Thank you for sharing this TRUTH…..I was recently reminded by two of my adult children that they cherish their childhood and draw from it even though their children are almost adults now…memories of holidays and family times with their father and me seems a bolstering for them and I am so happy when I hear such lovely comments….I have just recently celebrated my 75th birthday…am a widow twice, but I am still very close with my four biological children, six inherited children (when I married their dad, Bill, we were together twenty years before he died); twenty-three grandchildren and sixteen great grandchildren…in all of this the words FAMILY and HOME are highlighted in my mind…..my second family children tell me they were thrilled when I married their dad and did such homey wonders in decorating and bringing joyful light into the house in which they grew up…they felt at PEACE knowing their dad was cherished by another as they cherished him……life is FAMILY always in some way…and the beautiful family I have been blessed with has been a win/win situation…..the priority is always acknowledgement and appreciation of each other and THAT provides the positive domino affect that reaches through with love and kindness toward a stable and growing future…thank you again for this post!

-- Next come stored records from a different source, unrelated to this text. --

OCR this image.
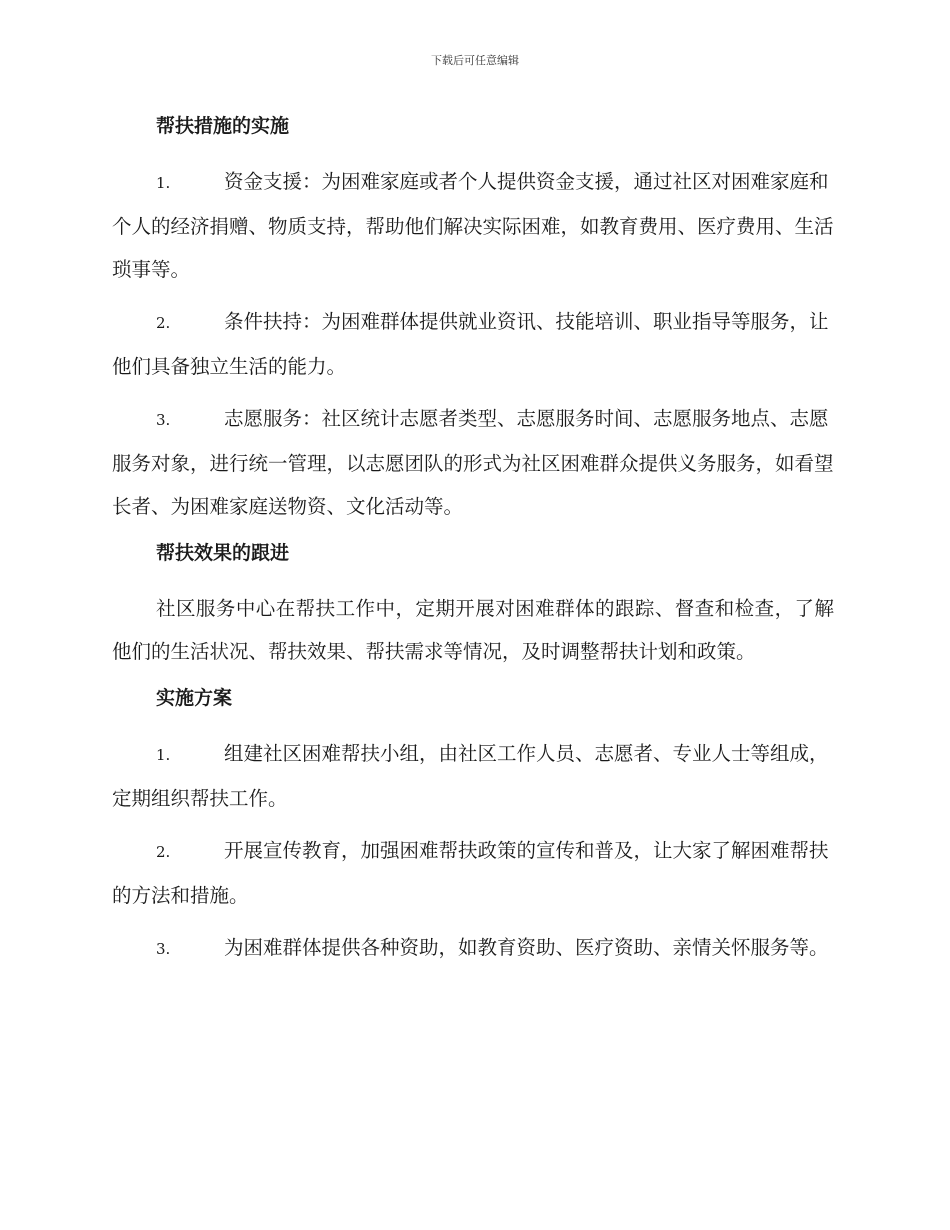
下载后可任意编辑
帮扶措施的实施
1.	资金支援：为困难家庭或者个人提供资金支援，通过社区对困难家庭和个人的经济捐赠、物质支持，帮助他们解决实际困难，如教育费用、医疗费用、生活琐事等。
2.	条件扶持：为困难群体提供就业资讯、技能培训、职业指导等服务，让他们具备独立生活的能力。
3.	志愿服务：社区统计志愿者类型、志愿服务时间、志愿服务地点、志愿服务对象，进行统一管理，以志愿团队的形式为社区困难群众提供义务服务，如看望长者、为困难家庭送物资、文化活动等。
帮扶效果的跟进
社区服务中心在帮扶工作中，定期开展对困难群体的跟踪、督查和检查，了解他们的生活状况、帮扶效果、帮扶需求等情况，及时调整帮扶计划和政策。
实施方案
1.	组建社区困难帮扶小组，由社区工作人员、志愿者、专业人士等组成，定期组织帮扶工作。
2.	开展宣传教育，加强困难帮扶政策的宣传和普及，让大家了解困难帮扶的方法和措施。
3.	为困难群体提供各种资助，如教育资助、医疗资助、亲情关怀服务等。
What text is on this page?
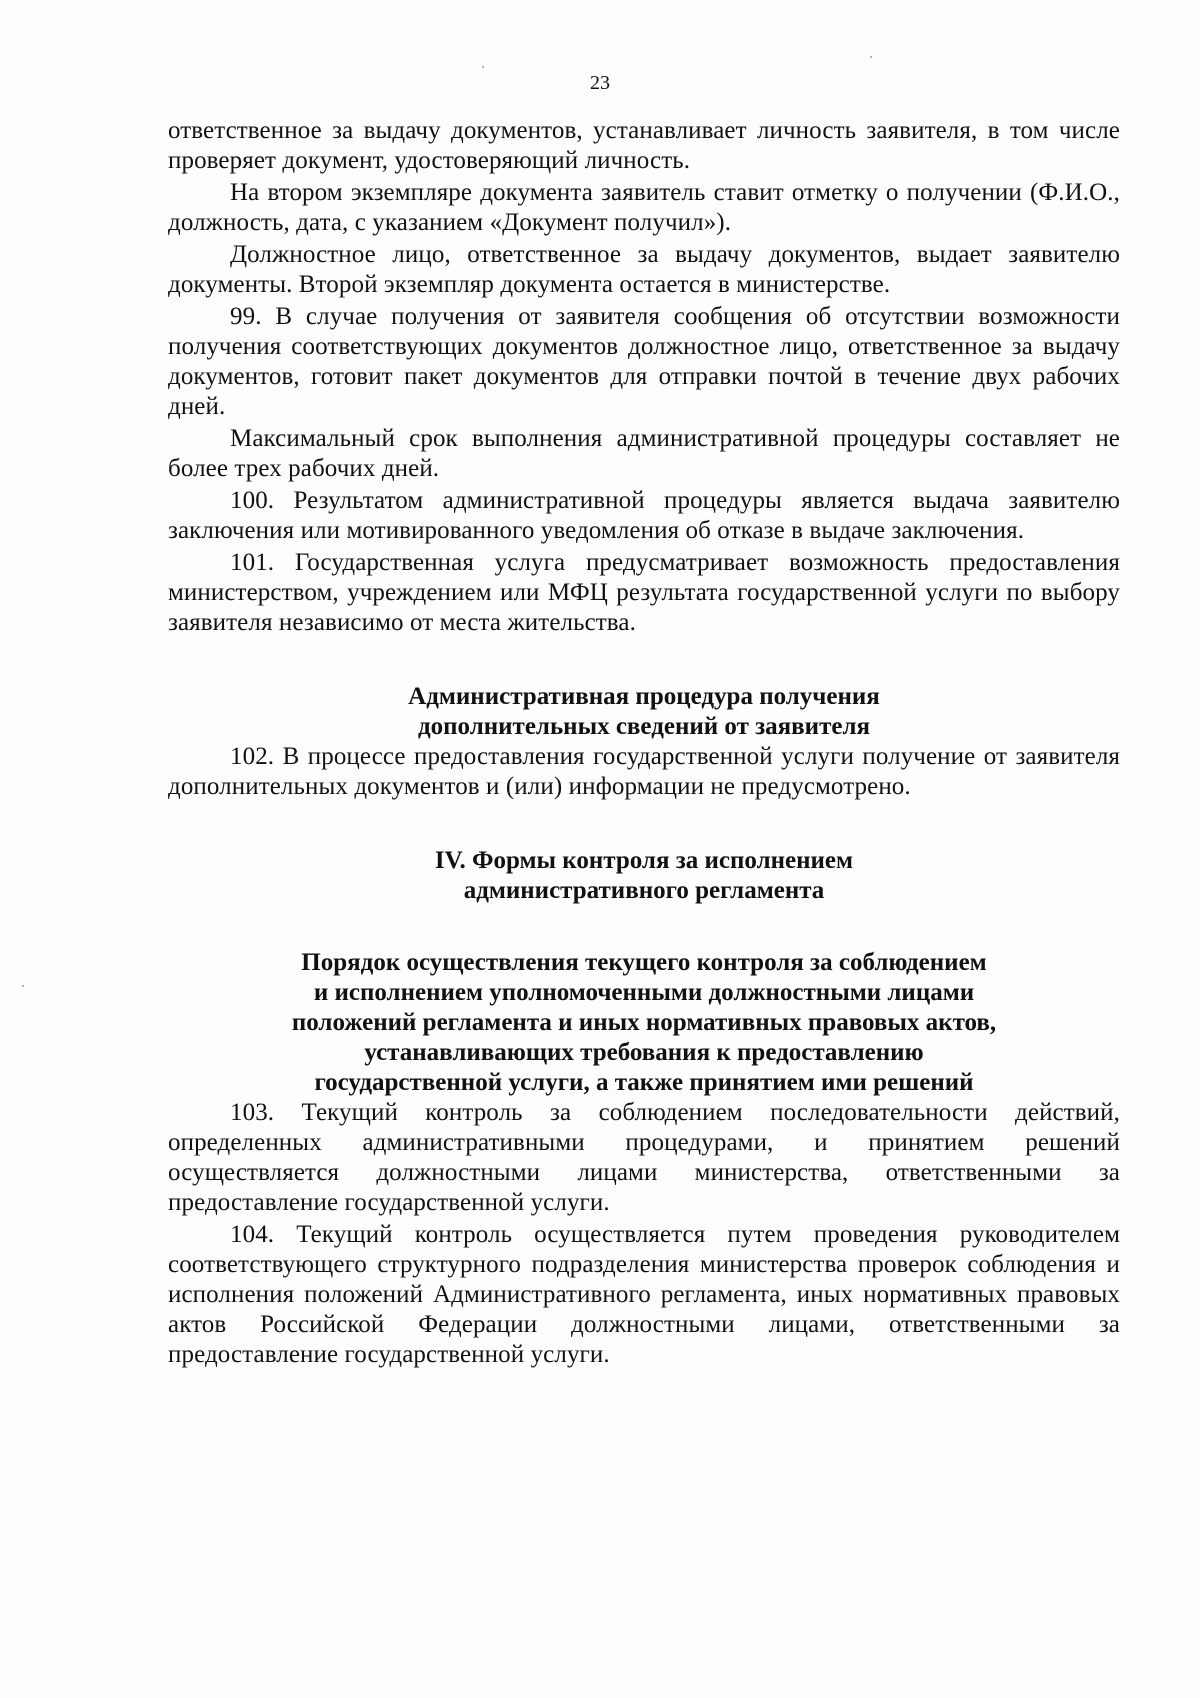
23

ответственное за выдачу документов, устанавливает личность заявителя, в том числе проверяет документ, удостоверяющий личность.

На втором экземпляре документа заявитель ставит отметку о получении (Ф.И.О., должность, дата, с указанием «Документ получил»).

Должностное лицо, ответственное за выдачу документов, выдает заявителю документы. Второй экземпляр документа остается в министерстве.

99. В случае получения от заявителя сообщения об отсутствии возможности получения соответствующих документов должностное лицо, ответственное за выдачу документов, готовит пакет документов для отправки почтой в течение двух рабочих дней.

Максимальный срок выполнения административной процедуры составляет не более трех рабочих дней.

100. Результатом административной процедуры является выдача заявителю заключения или мотивированного уведомления об отказе в выдаче заключения.

101. Государственная услуга предусматривает возможность предоставления министерством, учреждением или МФЦ результата государственной услуги по выбору заявителя независимо от места жительства.

Административная процедура получения
дополнительных сведений от заявителя

102. В процессе предоставления государственной услуги получение от заявителя дополнительных документов и (или) информации не предусмотрено.

IV. Формы контроля за исполнением
административного регламента
Порядок осуществления текущего контроля за соблюдением
и исполнением уполномоченными должностными лицами
положений регламента и иных нормативных правовых актов,
устанавливающих требования к предоставлению
государственной услуги, а также принятием ими решений

103. Текущий контроль за соблюдением последовательности действий, определенных административными процедурами, и принятием решений осуществляется должностными лицами министерства, ответственными за предоставление государственной услуги.

104. Текущий контроль осуществляется путем проведения руководителем соответствующего структурного подразделения министерства проверок соблюдения и исполнения положений Административного регламента, иных нормативных правовых актов Российской Федерации должностными лицами, ответственными за предоставление государственной услуги.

This really hit home. Beautiful post and thank you so much for sharing. It’s a reminder that by being kind to others we are being kind to the Lord and His children.
I am 51 years old with two grown kids and about to become a grandma, and this message is till relevant. It is so important to be mindful of the relationship you cultivate not only with your kids, but with your spouse. One day you will be an empty nester and this is when it all comes together. What we invest is what we will reap. Thanks again for your post, reminding us to make our house, a home.